Crouse had a stellar 0.95 ERA in 19 innings during the fall. He struck out 25 and walked only two. He gave up just two runs on nine hits in 69 batters faced.
Those were impressive numbers to lead a pitching staff that doesn't have a Drew Pomeranz in its lineup but has more depth than a season ago.
"One big thing for me was just getting to pitch as much as I did in the fall," said the Haymarket, Va., native. "Last year I didn't get to pitch a whole lot in the fall because I was hurt. Just having the experience in the spring of seeing SEC hitters and also working on some stuff during the summer up in the Cape (Cod) helped a lot. And I just kept working to get better."
Crouse had a torn meniscus in his left knee in the fall of 2009 and had scope surgery. He pitched just seven innings that fall, and his recovery time was about three weeks after the surgery. But it all left him behind heading into preseason practices for 2010.
"I was completely over it by the season, and I felt like I got better as the year went on," said Crouse, who had pitched his freshman season at Young Harris College in Georgia. "I thought the LSU series was my turning point. I got some good experience under my belt in a big-time SEC game.
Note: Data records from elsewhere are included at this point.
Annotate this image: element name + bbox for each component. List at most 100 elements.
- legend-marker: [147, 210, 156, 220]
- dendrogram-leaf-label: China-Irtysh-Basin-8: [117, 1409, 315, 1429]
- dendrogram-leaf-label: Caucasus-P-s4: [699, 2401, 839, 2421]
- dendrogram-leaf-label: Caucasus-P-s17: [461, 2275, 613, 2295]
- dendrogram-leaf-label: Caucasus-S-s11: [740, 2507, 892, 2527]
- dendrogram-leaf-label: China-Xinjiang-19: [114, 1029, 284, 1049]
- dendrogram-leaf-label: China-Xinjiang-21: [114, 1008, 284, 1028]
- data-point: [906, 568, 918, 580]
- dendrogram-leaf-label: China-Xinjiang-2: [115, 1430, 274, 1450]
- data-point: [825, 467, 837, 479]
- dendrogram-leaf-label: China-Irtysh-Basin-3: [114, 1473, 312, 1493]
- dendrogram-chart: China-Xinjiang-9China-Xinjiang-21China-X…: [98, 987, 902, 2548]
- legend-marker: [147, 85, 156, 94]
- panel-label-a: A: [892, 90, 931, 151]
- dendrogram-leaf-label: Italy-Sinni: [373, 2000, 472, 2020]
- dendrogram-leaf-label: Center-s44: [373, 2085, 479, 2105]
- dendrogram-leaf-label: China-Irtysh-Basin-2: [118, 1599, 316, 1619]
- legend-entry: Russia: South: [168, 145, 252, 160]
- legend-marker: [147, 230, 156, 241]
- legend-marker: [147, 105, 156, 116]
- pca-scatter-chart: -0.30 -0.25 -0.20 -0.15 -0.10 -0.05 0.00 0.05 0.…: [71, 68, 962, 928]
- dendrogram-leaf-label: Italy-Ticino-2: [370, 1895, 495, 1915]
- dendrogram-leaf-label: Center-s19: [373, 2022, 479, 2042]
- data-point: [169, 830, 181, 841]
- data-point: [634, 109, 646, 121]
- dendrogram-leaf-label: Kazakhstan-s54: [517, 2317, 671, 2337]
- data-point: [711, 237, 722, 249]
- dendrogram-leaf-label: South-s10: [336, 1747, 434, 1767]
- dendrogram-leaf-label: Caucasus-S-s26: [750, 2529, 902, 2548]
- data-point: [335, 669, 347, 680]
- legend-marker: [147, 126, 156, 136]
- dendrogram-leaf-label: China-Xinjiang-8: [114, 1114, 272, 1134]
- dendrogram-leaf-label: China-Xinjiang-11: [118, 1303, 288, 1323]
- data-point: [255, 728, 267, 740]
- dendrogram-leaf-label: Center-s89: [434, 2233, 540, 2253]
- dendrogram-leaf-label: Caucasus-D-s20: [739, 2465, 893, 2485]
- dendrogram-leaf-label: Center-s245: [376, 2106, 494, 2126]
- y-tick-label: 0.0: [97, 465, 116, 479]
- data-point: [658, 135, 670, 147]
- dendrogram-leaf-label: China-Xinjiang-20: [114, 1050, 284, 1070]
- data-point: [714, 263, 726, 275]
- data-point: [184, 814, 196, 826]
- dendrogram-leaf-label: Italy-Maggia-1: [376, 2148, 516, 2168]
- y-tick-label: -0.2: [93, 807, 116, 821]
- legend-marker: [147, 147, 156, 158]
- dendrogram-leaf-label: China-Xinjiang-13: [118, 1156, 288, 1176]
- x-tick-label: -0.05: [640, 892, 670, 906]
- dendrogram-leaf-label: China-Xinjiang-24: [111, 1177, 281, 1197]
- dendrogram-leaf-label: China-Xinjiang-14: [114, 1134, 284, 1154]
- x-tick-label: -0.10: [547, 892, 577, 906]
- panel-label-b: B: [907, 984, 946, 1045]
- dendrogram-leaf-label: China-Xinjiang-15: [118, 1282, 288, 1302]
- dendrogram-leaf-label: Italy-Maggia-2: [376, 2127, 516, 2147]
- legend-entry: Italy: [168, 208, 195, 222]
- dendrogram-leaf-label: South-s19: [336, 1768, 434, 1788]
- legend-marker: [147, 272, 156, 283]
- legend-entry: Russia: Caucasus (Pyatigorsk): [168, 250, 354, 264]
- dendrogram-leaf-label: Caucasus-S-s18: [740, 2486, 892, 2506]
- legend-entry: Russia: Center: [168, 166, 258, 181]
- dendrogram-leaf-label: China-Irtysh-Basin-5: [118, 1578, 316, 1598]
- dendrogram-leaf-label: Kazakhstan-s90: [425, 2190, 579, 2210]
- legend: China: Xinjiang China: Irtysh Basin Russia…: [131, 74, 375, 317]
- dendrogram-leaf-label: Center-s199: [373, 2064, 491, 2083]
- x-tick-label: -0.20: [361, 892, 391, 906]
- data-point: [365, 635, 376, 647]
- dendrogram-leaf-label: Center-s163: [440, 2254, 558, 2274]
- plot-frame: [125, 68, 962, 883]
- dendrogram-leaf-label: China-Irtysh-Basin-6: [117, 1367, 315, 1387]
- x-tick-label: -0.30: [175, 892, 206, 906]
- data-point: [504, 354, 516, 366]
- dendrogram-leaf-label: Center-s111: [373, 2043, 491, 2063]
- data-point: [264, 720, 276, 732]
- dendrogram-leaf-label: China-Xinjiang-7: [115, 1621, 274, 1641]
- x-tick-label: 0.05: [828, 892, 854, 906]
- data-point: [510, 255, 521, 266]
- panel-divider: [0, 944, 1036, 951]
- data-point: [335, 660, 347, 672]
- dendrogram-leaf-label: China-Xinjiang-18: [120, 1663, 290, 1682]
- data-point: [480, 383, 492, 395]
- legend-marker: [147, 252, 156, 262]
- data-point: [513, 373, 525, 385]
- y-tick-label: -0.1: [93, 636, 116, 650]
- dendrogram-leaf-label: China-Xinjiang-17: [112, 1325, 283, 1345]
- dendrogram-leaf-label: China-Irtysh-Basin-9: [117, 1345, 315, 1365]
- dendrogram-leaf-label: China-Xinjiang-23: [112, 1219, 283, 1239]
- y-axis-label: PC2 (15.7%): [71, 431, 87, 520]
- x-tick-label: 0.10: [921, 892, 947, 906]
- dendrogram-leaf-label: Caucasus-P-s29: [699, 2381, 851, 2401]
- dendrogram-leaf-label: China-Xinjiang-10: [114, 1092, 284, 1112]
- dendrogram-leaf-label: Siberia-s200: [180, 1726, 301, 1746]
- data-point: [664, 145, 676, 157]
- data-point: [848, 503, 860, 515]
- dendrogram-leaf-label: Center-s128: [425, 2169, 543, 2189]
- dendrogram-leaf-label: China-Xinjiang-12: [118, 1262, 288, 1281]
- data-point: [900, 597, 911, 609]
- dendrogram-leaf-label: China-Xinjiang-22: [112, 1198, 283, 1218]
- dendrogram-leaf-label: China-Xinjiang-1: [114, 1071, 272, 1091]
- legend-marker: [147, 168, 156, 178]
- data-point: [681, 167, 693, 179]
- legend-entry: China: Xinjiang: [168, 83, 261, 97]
And I definitely had a bunch of confidence after that."
It was the second game of the series in Oxford, a Saturday night contest that was part of a doubleheader. Friday night's game had been rained out. Crouse came in to pitch in the ninth inning. The Rebels won that game 9-8 in 11 innings as Alex Yarbrough drove in Matt Smith with a walk-off RBI single. Ole Miss swept the series with a Sunday win.
Crouse went the final 2.2 innings to get the win in that second Saturday game, allowing only one hit with one walk and four strikeouts. It was a confidence boost that Crouse carried the rest of the season and into the summer and fall.
Crouse had a 3.74 ERA for the 2010 spring and a 5-1 record in 53 innings pitched. He made 21 appearances, six of them starts.
This preseason he is certainly one of those in the mix to become a weekend starter. Crouse said that's where he'd like to be.
"I think it's all still up in the air," he said. "I think we've got a bunch of guys that are trying to fit into that weekend role. The preseason intrasquads will help determine that."
Crouse said there are several pitchers who could step in.
"I like the situation of not having too much already set going in and having a lot of guys competing for spots," he said. "I think that just makes everybody better. There are nine or ten guys that are going to pitch a lot this year, and we're pretty talented. So I'm excited about the staff."
Crouse is 6-foot-4 and pitched last spring at 178 pounds. He's up to 190 now, and previously keeping weight on was a problem. He says now that doesn't seem to be the case.
"I've been in the weight room and I've kept on eating well so I can keep my weight up," he said. "My weight has been a challenge. This year I don't know what's happened but I've been keeping it on. It's been easier this year. I don't know what's really going on with it. Hopefully I can keep it up. Keeping it up there during the preseason and getting ready for the season when we do a lot of running is the toughest part."
Crouse believes he's better on the mound than ever. His numbers certainly show that.
"I throw a fast ball, curve ball, and a changeup," he said. "My fast ball and changeup worked well for me last year. I've worked on my curve ball this year, trying to throw it a little harder. It got better as the fall went on, and we'll see if it gets better in the spring."